Huber-robust likelihood ratio tests for composite nulls and alternatives

We propose an e-value based framework for testing arbitrary composite nulls against composite alternatives, when an $\epsilon$ fraction of the data can be arbitrarily corrupted. Our tests are inherently sequential, being valid at arbitrary data-dependent stopping times, but they are new even for fixed sample sizes, giving type-I error control without any regularity conditions. We first prove that least favourable distribution (LFD) pairs, when they exist, yield optimal e-values for testing arbitrary composite nulls against composite alternatives. Then we show that if an LFD pair exists for some composite null and alternative, then the LFDs of Huber's $\epsilon$-contamination or total variation (TV) neighborhoods around that specific pair form the optimal LFD pair for the corresponding robustified composite hypotheses.

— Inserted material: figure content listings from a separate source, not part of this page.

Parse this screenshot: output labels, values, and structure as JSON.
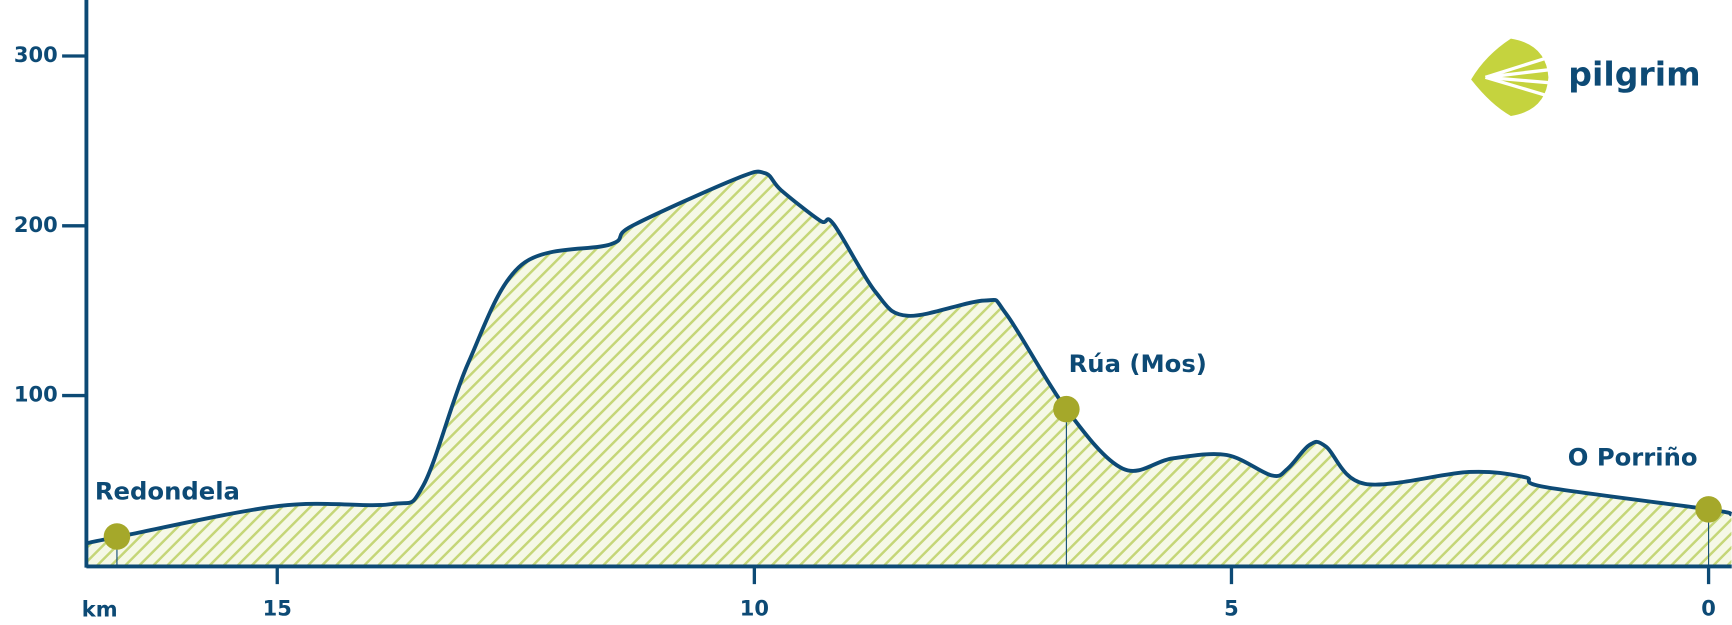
{
  "brand": "pilgrim",
  "chart_data": {
    "type": "area",
    "x_label": "km",
    "x": [
      17.0,
      16.65,
      14.98,
      13.82,
      13.47,
      13.0,
      12.44,
      11.51,
      11.28,
      10.18,
      9.89,
      9.72,
      9.31,
      9.17,
      8.73,
      8.39,
      7.59,
      7.36,
      6.73,
      6.14,
      5.62,
      5.05,
      4.58,
      4.41,
      4.18,
      4.01,
      3.6,
      2.51,
      1.93,
      1.7,
      0,
      -0.24
    ],
    "values": [
      13,
      17,
      35,
      36,
      47,
      119,
      177,
      189,
      200,
      228,
      231,
      221,
      203,
      201,
      161,
      147,
      156,
      148,
      92,
      57,
      63,
      65,
      53,
      57,
      71,
      70,
      48,
      55,
      52,
      46,
      33,
      30
    ],
    "color": "#0d4a75",
    "fill_color": "#c5d678",
    "xlim": [
      17.0,
      -0.24
    ],
    "ylim": [
      0,
      333
    ],
    "xticks": [
      15,
      10,
      5,
      0
    ],
    "yticks": [
      100,
      200,
      300
    ],
    "markers": [
      {
        "name": "Redondela",
        "x": 16.68,
        "y": 17
      },
      {
        "name": "Rúa (Mos)",
        "x": 6.73,
        "y": 92
      },
      {
        "name": "O Porriño",
        "x": 0,
        "y": 33
      }
    ],
    "marker_color": "#a5a82a"
  }
}
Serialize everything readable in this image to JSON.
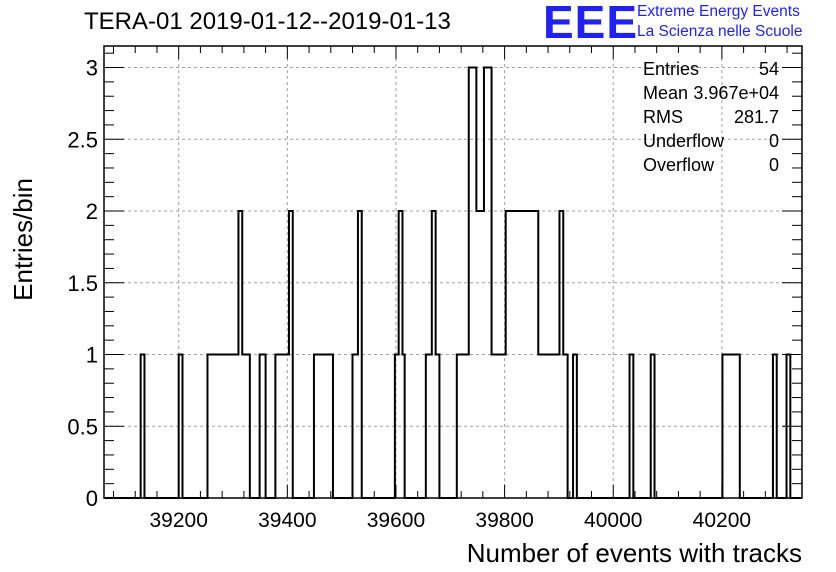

Furthermore, where LFDs do not exist, we develop new robust composite tests for general settings. Our test statistics are a nonnegative supermartingale under the (robust) null, even under a sequentially adaptive (non-i.i.d.) contamination model where the conditional distribution of each observation given the past data lies within an $\epsilon$ TV ball of some distribution in the original composite null. When LFDs exist, our supermartingale grows to infinity exponentially fast under any distribution in the ($\epsilon$ TV-corruption of the) alternative at the optimal rate. When LFDs do not exist, we provide an asymptotic growth rate analysis, showing that as $\epsilon \to 0$, the exponent converges to the corresponding Kullback-Leibler divergence, recovering the classical optimal non-robust rate. Simulations validate the theory and demonstrate reasonable practical performance.